Troisième moyen tiré de l’application incohérente et manifestement erronée du principe de pleine concurrence par la Commission.

Quand bien même le principe de pleine concurrence serait juridiquement pertinent (quod non), la Commission n’en a pas fait une application cohérente et n’a pas examiné la situation du groupe Apple dans son ensemble.

Quatrième moyen tiré du caractère erroné de la motivation avancée à titre subsidiaire par la Commission.

C’est à tort que la Commission a écarté les rapports d’expertise présenté par l’Irlande, qui démontrent que, quand bien même il faudrait appliquer le principe de pleine concurrence (quod non), le traitement fiscal appliqué à ASI et AOE était conforme au principe en question.

Cinquième moyen tiré du caractère erroné de la motivation avancée à titre d’alternative par la Commission.

C’est à tort que la Commission prétend que le principe de pleine concurrence serait intrinsèquement contenu dans le droit irlandais, que la section 25 aurait été appliquée de façon incohérente ou que cette même section conférerait un pouvoir discrétionnaire inadmissible aux Revenue Commissioners.

Sixième moyen tiré de la violation des formes substantielles par la Commission.

La Commission n’a jamais clairement exposé sa théorie en matière d’aides d’État durant l’enquête et la décision contient des constatations de fait sur lesquelles l’Irlande n’a jamais eu l’occasion de formuler des observations. La Commission a enfreint l’obligation de bonne administration en n’agissant pas de façon impartiale et conformément à son devoir de diligence.

Septième moyen tiré de la violation par la Commission des principes de sécurité juridique et de confiance légitime.

La Commission a enfreint les principes de sécurité juridique et de confiance légitime en invoquant de prétendues règles de droit de l’Union jamais définies auparavant. Ces règles sont des règles nouvelles dont la portée et les effets sont totalement incertains. La Commission invoque des documents de l’OCDE datant de 2010, mais ces derniers (quand bien même ils seraient contraignants) n’auraient pas pu être anticipés en 1991 et 2007.

Huitième moyen tiré du défaut de compétence de la Commission s’agissant d’adopter la décision attaquée et de la violation par la Commission des articles 4 et 5 TUE et du principe de l’autonomie fiscale des États membres.

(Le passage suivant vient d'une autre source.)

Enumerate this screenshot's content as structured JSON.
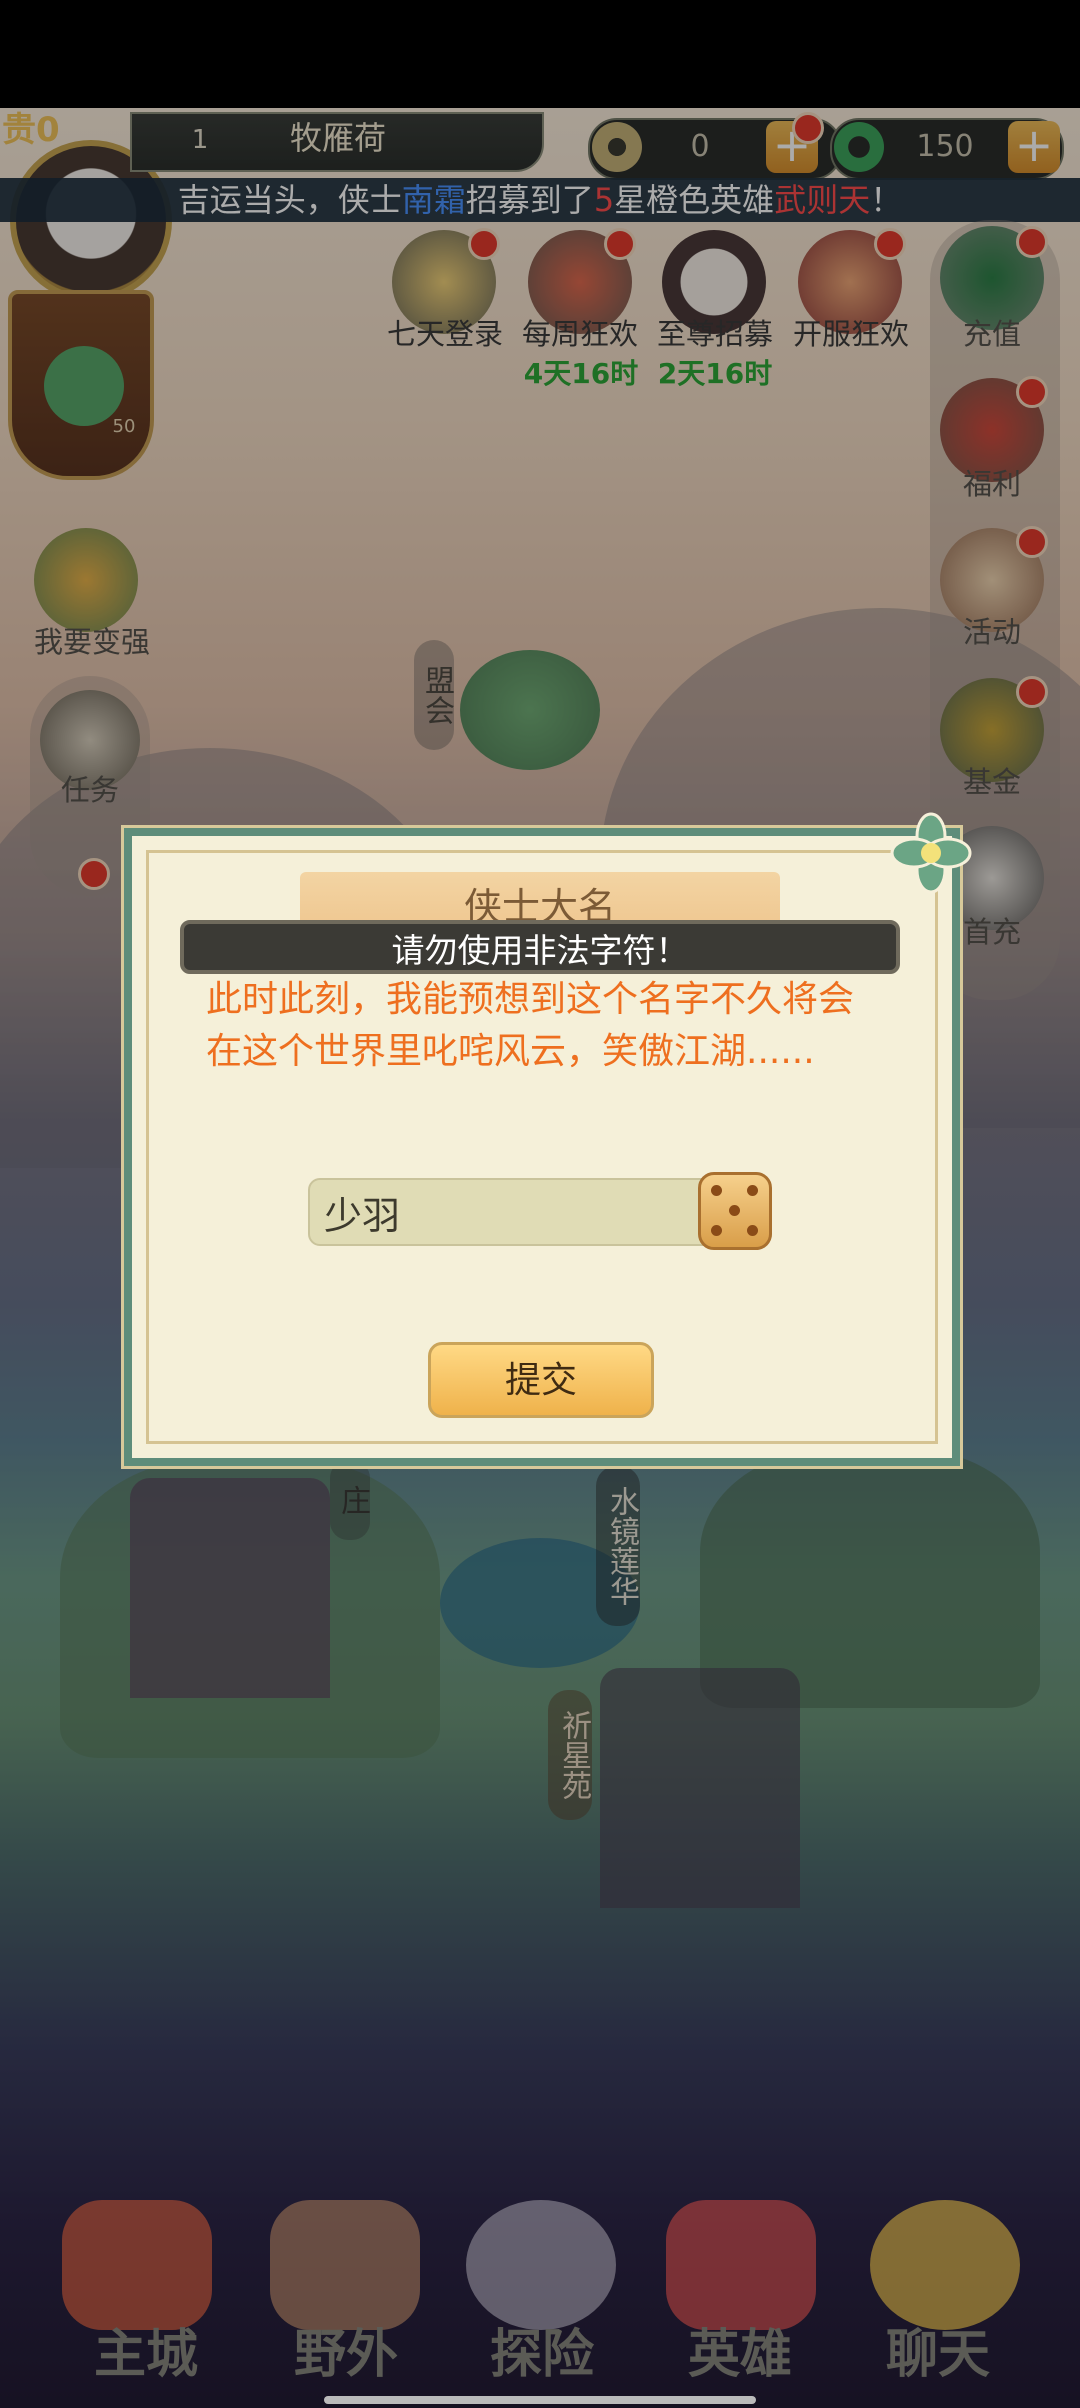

La Commission n’est pas compétente pour, au titre des règles en matière d’aides d’État, substituer unilatéralement à celle des États membres eux-mêmes sa propre conception de la portée et de l’étendue géographique de la compétence fiscale des États membres. La finalité des règles en matière d’aides d’État est de faire face aux interventions des États qui confèrent un avantage sélectif. Lesdites règles, par leur nature, ne peuvent être utilisées pour résoudre les problèmes d’incohérences entre les régimes fiscaux au niveau global.

Neuvième moyen tiré de la violation manifeste par la Commission de l’article 296 TFUE et de l’article 41, paragraphe 2, sous c), de la Charte des droits fondamentaux de l’Union européenne.

La Commission a manifestement enfreint son obligation de motiver sa décision de façon claire et dépourvue d’ambiguïté en invoquant simultanément des scénarios de fait divergents grossièrement entre eux, en se contredisant quant à la source de la règle que l’Irlande est supposée avoir enfreint et en laissant entendre que l’Irlande aurait octroyé une aide en relation avec des bénéfices dont l’imposition relève d’autres ressorts de compétence.